I am not Joan Didion, and I don't think I ever would be, but I channeled the idea of how she would write and that was what was interesting to me. Obviously, the other literary things I put in the book, especially Sylvia Plath. I'd always loved her writing, but even more than the poetry, I love "The Bell Jar." It speaks to me of angst, and I understand where that comes from. Like I say in the book, although it's something rather different from my own [experience] — she wasn't a teenage boy growing up in England — I can transfer that to my own experiences and understand the feelings. And she writes so well about those things — that was a very good touchstone for me.
It's true. One of the quotes in my book [is] about Joe Strummer, and I said, "Joe Strummer saved my life” — not literally, but what Joe did helped me to become a man, and they wanted to know about that.
This is going to sound anthropological as well. But [in other societies] there are ceremonies [to mark] going from being a youth, a teenager, into adulthood. And we don't really have those in modern society. They've sort of gone away. I realized that becoming a punk was my ceremony. That was teaching me how to be out in the world, and so that's what I meant.

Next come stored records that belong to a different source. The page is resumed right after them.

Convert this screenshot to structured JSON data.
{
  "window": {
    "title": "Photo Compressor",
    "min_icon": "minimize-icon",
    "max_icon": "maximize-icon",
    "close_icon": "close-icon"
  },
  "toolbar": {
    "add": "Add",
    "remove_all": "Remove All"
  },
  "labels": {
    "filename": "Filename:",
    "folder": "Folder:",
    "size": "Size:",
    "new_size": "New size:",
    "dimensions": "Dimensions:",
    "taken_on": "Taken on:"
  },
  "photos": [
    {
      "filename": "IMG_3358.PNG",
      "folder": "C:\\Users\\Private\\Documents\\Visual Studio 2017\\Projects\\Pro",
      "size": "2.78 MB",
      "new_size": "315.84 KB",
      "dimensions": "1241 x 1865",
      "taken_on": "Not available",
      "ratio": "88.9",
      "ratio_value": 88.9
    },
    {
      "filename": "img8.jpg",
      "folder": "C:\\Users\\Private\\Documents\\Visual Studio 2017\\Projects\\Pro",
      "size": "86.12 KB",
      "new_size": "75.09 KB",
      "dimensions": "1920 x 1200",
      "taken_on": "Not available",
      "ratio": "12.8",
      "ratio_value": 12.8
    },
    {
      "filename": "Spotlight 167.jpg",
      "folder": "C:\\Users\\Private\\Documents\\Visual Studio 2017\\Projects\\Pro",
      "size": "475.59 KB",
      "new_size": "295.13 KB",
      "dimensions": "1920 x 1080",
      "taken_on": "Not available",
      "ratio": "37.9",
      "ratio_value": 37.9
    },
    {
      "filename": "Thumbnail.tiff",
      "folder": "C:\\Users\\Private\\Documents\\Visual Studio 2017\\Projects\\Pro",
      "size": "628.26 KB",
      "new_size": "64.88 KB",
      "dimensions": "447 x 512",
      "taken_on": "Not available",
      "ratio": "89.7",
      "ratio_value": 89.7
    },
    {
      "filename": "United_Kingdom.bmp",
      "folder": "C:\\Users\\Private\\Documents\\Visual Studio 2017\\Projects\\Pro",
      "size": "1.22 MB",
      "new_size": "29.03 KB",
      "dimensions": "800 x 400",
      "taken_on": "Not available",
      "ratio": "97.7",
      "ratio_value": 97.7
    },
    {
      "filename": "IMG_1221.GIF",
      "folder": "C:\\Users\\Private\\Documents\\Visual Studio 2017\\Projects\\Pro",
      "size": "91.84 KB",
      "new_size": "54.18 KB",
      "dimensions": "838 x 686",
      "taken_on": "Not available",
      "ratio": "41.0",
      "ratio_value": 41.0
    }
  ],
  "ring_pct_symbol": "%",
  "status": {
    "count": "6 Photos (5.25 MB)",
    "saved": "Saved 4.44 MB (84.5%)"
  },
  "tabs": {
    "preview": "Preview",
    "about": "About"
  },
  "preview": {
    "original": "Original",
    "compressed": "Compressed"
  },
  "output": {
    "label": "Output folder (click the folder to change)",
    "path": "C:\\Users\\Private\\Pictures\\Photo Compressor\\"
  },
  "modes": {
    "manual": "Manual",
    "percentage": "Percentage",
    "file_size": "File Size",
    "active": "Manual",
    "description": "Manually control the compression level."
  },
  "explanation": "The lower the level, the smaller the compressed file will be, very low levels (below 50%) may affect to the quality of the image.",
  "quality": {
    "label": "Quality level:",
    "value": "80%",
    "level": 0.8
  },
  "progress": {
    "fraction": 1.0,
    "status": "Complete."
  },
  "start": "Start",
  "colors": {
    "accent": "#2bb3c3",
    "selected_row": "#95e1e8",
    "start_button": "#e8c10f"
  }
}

I was in my 50s when I started to write seriously. It was amazing because it is anthropology. I'm digging up the past to find out why things happened to explain it to myself more than anything else. That might sound a bit narcissistic, but I don't mean it in that way. I mean it more in a way to understand from where I've come to be able to utilize it now and maybe pass that on. I don't mean it to sound pompous, but to have that there so there's some kind of record of like, “Oh yes, well, this is how this happened, and this is what it produces.”
I think it's just something that happens as you get older, you start to see the little connections all over the world, which is actually a good part about getting old. Most of the parts about getting old are not good. My hearing's not as good as it was. There's more aches in the morning when I get up. But the good part is, you can actually start to see the whole picture much better.
That's what I was going to say: You have that perspective. And especially something like goth, a genre that has been mocked or misunderstood over the years, but is finally starting to get respect and some serious scholarship. We need the people who were there to chronicle it from the beginning. The Batcave was much different than maybe people think it is, and so you need to have that fuller picture so the historical record is more accurate.
One thing that intrigued me was like, say Mary Shelley with "Frankenstein." It blew my mind when I found out there was never a proper scholarly biography about her until the '80s. It's like, really? There's one of the most famous novels in the English language. Why was there not?
It's not the first thing that comes to mind, but my aim is to bring some of those things to the forefront and say, "Look, this is something that has influenced a lot of artistry and thought in the Western world for quite some time. You need to know where it comes from and how it came about." That makes it interesting to me.
Cathi Unsworth has written a book about goth, and I did an event with her in London a couple of weeks ago. She said to me she liked the fact that I had given it a name and owned the name of goth. She's more of a journalist than anything else, she said, "A lot of people seek to defang goth by making fun of it.” I think that's very true. If you can turn it into bats and coffins, then it's not scary.